After coffee and fruit juice, but no sign of Zachariah who
was detained by dealing with many of the social problems of the people of
Jenin, I thanked the ten men who had gathered with me and my three escorts
in the living room for their time and information and then my driver and I
headed back to Jerusalem and some more eye opening checkpoint experiences.
At the Wad Elbedar Valley checkpoint the line of cars extended around
the mountain, but my driver passed by and pulled in front of the first in
line and we were almost immediately waved into the checkpoint area and after
the usual questions of where I am from and why had I come, the soldier
handed me back my passport with, “Welcome to Israel.”
After passing
through the checkpoint we joined four lines of cars at least a mile long
waiting to be funneled into one. It took 30 minutes for us to reach the road
home, but the other four lanes of cars waiting to go where we had come from,
never moved at all. The people passed their time visiting each other and
laughing. I asked my driver to ask one of them how long they had been
waiting, “They don’t pay attention to the time, this is normal procedure.”
When we reached the Nablus checkpoint the cars stretched at least a half
a mile long and there was no side road for NGO’s and VIP’s, so my driver
went down the rocky-pitted path and reached a phalanx of rolled barb wire.
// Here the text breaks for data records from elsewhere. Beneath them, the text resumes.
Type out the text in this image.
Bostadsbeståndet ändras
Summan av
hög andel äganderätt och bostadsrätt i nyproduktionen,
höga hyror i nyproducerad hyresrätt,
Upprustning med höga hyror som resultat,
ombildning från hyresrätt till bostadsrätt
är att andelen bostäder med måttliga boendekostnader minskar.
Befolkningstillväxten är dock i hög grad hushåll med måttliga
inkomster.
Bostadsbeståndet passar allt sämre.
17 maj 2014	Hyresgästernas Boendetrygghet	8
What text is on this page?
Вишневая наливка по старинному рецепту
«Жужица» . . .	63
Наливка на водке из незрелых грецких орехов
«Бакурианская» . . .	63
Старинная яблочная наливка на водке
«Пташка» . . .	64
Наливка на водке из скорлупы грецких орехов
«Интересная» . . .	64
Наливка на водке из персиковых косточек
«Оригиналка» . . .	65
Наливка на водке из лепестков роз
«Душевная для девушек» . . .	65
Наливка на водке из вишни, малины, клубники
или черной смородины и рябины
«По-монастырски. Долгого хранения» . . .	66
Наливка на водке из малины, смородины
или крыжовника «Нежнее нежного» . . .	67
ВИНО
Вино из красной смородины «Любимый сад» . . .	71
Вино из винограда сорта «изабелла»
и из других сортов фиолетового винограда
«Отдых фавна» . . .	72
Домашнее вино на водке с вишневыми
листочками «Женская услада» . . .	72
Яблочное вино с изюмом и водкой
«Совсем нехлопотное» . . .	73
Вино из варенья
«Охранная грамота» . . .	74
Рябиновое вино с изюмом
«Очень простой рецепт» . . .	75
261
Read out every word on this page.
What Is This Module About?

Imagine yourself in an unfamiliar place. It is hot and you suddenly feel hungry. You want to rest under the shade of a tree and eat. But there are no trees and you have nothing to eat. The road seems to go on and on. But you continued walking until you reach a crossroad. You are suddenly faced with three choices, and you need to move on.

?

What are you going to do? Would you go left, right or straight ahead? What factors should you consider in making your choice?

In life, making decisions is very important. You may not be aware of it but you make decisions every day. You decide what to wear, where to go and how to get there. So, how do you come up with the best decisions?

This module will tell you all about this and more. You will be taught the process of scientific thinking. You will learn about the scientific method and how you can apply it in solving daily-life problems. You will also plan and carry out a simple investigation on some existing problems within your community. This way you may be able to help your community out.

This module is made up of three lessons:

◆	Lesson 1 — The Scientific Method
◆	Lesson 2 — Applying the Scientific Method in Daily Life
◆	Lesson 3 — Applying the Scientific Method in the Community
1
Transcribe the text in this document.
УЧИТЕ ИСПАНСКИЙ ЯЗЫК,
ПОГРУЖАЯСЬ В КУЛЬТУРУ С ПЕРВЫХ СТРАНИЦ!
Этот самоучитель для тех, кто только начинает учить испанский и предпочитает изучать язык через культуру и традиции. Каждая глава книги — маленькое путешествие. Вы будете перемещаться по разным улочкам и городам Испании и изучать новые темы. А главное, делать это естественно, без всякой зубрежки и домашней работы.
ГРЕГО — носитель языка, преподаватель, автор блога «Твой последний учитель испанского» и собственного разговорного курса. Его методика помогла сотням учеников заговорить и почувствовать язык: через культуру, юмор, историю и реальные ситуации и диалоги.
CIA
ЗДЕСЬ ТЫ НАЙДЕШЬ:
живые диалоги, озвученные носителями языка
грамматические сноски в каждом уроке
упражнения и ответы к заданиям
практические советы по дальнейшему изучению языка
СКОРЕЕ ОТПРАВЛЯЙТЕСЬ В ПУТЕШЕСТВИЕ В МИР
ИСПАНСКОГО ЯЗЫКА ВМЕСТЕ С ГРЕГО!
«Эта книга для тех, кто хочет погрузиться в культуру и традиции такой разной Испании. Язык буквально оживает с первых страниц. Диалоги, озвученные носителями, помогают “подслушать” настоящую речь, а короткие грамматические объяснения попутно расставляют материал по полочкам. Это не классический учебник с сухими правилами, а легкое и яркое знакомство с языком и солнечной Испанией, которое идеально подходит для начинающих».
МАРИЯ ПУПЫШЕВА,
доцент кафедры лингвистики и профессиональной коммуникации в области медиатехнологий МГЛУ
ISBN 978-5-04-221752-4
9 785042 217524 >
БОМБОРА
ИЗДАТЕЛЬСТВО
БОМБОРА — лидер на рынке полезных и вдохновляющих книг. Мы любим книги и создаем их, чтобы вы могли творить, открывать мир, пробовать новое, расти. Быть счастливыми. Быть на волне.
Somehow, he was able to maneuver around it and turn onto the road first in
line at the checkpoint. We waited ten minutes but the soldiers never waved
us on, so I got out and walked over to them. They appeared stunned as I
approached and announced, “Hi, I am U.S.A. and need to get back to
Jerusalem. Can’t you wave us through already?”
We immediately got
the wave from the soldiers and with my biggest smile I handed over my
passport to one who inquired, “Why are you here?”
“To visit with a
priest.”
He replied with a smile, “Have a nice day.”